Aliens in This World

An ordinary Catholic and a science fiction and fantasy fan.

Wednesday, March 24, 2004

On Responding to Annoying New Liturgy Elements

Yesterday, Barbara Nicolosi posted some comments about the latest silliness propagated by the Archdiocese of Los Angeles, and the charming fascist way her parish's priests and ministers were promoting this bizarre interpretation of the GIRM regulations. I really did feel for her, particularly about the latter; and I'm so glad my archdiocese has actually followed the intent of the GIRM and not made me stand around. But I stand by my comments in Amy Welborn's comment box: there is a lot to be said for just offering it up.

Sometimes we can and must act. Sometimes we cannot. But either way, we have an obligation not to brood about our wrongs. We are not supposed to tell over the beads of our Miseries, meditating on either the Crowning of Liturgists or the Slapping of the Ruler. Conservative and liberal whining is equally stupid. It does not produce progress or peace; it only gives us high blood pressure and a sense of other people's sins.
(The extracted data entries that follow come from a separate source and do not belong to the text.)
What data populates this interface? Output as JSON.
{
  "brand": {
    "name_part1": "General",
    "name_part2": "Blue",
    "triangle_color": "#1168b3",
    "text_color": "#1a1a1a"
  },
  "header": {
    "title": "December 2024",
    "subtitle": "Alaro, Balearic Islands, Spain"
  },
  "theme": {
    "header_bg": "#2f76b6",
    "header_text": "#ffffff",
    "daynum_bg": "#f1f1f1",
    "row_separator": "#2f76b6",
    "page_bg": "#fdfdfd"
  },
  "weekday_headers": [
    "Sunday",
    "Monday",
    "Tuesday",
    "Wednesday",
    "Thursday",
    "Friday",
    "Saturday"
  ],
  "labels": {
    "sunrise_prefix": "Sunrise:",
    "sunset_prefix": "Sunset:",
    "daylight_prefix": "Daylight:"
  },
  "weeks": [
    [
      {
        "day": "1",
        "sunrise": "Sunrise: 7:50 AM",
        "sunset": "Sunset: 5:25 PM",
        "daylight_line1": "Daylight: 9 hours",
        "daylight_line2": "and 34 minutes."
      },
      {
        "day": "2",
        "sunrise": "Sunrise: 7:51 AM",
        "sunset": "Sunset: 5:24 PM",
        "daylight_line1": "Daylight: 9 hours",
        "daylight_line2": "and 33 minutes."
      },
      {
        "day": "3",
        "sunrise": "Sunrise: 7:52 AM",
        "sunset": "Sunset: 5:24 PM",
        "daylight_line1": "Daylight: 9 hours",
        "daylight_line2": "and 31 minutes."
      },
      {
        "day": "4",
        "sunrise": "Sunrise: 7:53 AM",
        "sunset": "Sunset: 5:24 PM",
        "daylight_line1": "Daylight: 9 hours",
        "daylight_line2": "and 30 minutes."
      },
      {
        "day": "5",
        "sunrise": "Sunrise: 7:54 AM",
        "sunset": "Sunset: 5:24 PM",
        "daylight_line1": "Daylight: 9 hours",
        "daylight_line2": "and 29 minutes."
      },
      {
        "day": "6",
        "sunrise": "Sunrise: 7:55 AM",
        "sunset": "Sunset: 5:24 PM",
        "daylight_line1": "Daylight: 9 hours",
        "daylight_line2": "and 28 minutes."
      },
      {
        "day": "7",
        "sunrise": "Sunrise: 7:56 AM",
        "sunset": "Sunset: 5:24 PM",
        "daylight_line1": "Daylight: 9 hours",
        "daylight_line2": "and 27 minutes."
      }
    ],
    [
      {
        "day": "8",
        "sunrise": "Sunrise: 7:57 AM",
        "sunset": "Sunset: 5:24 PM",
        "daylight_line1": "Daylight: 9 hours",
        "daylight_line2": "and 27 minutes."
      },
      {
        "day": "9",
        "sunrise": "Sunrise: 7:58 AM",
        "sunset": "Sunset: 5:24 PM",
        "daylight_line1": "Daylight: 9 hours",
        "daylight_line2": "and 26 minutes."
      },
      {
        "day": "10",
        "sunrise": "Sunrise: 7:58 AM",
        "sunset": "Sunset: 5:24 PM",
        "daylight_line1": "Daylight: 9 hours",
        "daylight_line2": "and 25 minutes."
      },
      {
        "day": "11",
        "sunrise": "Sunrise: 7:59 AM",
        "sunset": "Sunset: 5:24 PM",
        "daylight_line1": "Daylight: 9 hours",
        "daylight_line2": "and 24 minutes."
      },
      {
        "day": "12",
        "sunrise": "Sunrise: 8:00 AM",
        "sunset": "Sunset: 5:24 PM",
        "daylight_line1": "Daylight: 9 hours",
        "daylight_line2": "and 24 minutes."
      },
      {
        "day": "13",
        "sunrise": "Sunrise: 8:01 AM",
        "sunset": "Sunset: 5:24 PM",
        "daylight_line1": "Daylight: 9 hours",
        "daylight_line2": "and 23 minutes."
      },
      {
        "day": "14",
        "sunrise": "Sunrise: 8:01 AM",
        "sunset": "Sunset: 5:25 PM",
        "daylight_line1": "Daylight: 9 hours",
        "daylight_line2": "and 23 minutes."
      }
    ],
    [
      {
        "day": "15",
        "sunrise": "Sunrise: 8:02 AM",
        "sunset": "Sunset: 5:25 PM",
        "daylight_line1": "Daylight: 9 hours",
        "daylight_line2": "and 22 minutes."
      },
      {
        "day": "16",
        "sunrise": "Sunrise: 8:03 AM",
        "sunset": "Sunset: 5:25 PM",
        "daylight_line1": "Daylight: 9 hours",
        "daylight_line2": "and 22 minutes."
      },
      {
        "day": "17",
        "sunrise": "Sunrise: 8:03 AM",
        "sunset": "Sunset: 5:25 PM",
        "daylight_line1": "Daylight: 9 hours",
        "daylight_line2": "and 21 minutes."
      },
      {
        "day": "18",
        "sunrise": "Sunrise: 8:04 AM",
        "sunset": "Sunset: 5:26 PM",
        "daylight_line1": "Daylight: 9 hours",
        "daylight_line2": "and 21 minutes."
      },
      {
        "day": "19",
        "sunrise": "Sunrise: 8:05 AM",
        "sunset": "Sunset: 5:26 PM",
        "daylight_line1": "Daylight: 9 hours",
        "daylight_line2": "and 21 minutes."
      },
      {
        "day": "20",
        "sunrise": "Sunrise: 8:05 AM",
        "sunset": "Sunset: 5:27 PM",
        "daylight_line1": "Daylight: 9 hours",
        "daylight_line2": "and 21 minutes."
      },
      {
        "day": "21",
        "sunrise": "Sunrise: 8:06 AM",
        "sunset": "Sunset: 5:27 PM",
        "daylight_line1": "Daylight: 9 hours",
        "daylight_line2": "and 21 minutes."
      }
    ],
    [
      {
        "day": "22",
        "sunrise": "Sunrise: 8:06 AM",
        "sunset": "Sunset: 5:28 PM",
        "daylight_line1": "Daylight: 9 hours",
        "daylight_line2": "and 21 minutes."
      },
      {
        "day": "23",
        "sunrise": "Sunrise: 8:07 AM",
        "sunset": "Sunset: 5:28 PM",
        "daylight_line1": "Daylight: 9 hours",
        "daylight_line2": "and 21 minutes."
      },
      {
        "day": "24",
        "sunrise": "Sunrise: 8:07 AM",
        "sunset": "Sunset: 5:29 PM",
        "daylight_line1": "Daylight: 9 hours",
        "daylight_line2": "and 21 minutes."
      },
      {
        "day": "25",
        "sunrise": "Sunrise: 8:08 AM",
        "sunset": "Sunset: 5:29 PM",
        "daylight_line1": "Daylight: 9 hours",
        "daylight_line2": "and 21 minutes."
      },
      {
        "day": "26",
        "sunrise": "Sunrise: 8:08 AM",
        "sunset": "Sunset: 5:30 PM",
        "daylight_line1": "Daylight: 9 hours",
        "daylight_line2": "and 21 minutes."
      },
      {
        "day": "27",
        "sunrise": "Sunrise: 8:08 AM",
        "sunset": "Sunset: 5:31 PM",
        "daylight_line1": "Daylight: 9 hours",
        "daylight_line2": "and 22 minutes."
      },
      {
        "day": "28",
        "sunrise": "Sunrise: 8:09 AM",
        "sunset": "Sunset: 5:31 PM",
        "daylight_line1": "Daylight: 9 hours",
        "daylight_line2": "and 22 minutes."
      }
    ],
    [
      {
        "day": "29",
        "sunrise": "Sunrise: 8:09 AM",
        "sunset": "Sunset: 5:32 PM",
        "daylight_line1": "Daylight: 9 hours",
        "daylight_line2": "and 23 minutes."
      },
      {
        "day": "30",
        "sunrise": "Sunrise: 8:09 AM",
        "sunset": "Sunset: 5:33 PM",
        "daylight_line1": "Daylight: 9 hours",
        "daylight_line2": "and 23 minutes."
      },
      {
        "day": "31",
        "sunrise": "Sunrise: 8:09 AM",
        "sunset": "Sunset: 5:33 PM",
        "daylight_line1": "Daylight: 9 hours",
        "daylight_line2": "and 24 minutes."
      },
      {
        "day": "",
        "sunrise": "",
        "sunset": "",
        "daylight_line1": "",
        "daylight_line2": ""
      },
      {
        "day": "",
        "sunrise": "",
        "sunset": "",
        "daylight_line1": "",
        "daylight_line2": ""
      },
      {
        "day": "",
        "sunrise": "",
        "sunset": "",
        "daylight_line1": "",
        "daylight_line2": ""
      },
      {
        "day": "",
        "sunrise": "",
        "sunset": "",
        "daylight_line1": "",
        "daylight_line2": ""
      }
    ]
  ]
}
(Also, moaning and poning about Latin has been going on all my life. I love languages and naturally felt sympathetic initially. If I can stay away from hearing people whine about it, I can remember how much I like Latin myself. But I think everything has already been said about five zillion times, so you're not only giving yourself high blood pressure; you're giving it to me! Whining alone has affected my sympathy for your cause.)

This is not to say that some people do not genuinely suffer at the hands of some other people in the Church. This is not to say that real abuses and even some sillinesses should not be fought; they should. But Catholics should always act in respect, courtesy, and love -- sometimes tough love, sure. And before or after action, we need to give ourselves and our troubles to God, not give ourselves to our troubles. If those troubles are not so great and terrible as others' are, we need to keep them in perspective. And then, we might just offer up our own suffering as a prayer for the relief of those who have it worse.

So don't whine. Don't dwell. Don't get distracted. Offer it up!